It’s not uncommon for the Jazz Band Conductor Tom Evans to dance on stage, but what put last week’s performance in a sentimental mood was how he celebrated the seniors’ last show with the Kalamazoo College Jazz Band.
Take, for instance, the standard “My Funny Valentine” arranged by Stan Kenton that featured Evans and Abby Keizer ’15 on trombone. While Evans adjusted the microphones, he kept the audience engaged by telling a story: It took place during Visit the Zoo, and while Evans waited for a student to show up for a trombone lesson, Keizer, just a senior in high school at the time, swung by his office to sit in. The student didn’t show up, and Evans said he would like to have Abby play in the jazz band, because “she had hunger in her eyes to learn.” Four years later, she’s changing octaves quickly to a ballad.
Other seniors also shared the spotlight for solos, including Brad Stech on guitar, Sam Lichtman-Mikol on baritone saxophone, and Bret Linvill on trumpet—who also has the talent to play classically, performing in last Friday’s Symphonic Band. Even Dr. Evans ever so casually brought out his trombone for two songs, saying he “dusted the cobwebs” off. Considering his Ph.D. in trombone performance from the University of Michigan, it was a treat to hear him play.
The variety in songs made the performance especially engaging. The band started off with the swing arrangement “Jiver’s License” by Howard Rowe with the trumpet players using ends of plungers to create a “wah-wah” blare. They cooled off by playing “Chasing the Blues,” a blues tune that offered plenty of room for solos, including Linvill’s flaring trumpet, Lichtman-Mikol’s booming baritone saxophone, Stech’s quick electric guitar riffs, and even a Charles Mingus-inspired upright bass breakdown by the music professor Dr. Beau Bothwell.
There were good numbers for dancing too, like the Birdland-inspired “Feather Report” (a play on words on the jazz fusion band Weather Report), and of course an encore dance-funk tune that the whole band jammed to after playing the songs off the program. This was apt, as Evans mentioned jazz was born as dance music.

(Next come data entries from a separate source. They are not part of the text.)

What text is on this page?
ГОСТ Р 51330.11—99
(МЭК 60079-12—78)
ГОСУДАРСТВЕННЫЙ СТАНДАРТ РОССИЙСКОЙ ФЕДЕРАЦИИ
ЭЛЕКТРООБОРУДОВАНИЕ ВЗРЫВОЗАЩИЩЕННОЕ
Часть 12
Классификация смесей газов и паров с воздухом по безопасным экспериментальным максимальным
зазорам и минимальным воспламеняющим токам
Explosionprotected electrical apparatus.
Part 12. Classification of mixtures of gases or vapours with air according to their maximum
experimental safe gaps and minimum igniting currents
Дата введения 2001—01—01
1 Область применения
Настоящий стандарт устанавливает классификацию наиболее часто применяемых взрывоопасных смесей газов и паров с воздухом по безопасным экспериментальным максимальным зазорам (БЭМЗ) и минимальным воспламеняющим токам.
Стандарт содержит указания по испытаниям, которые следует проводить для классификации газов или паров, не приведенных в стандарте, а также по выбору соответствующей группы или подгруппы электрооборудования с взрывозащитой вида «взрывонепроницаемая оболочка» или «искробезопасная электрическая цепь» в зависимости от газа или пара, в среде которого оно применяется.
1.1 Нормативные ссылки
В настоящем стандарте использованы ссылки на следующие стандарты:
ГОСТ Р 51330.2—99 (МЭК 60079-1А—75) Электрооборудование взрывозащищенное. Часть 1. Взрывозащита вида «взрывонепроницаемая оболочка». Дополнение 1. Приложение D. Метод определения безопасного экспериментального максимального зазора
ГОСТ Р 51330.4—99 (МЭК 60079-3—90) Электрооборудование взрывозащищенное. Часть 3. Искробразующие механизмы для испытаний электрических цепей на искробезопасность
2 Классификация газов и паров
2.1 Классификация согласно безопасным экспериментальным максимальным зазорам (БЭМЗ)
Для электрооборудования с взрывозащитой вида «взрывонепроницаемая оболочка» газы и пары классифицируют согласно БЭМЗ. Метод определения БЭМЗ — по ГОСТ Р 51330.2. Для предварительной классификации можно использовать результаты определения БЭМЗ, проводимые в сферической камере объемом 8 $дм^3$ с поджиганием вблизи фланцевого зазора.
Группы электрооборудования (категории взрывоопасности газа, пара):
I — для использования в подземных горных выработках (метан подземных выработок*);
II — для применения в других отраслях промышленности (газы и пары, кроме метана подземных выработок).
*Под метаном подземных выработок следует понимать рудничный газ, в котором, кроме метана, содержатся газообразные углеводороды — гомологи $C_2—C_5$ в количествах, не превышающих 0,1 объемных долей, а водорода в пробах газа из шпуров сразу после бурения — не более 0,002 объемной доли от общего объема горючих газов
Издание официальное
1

Some seasoned jazz players joined the band for this performance along with Evans and Bothwell. Pianist Anthony Healy ’16 and tenor saxophonist Sam Pilnick ’16 both study at Western Michigan University. Alto saxophonist Gail Perkins is part of the Kalamazoo Saxophone Quartet. The seniors may have been the stars of the night, but with Evans’s quirks and jokes, there were laughs for everyone.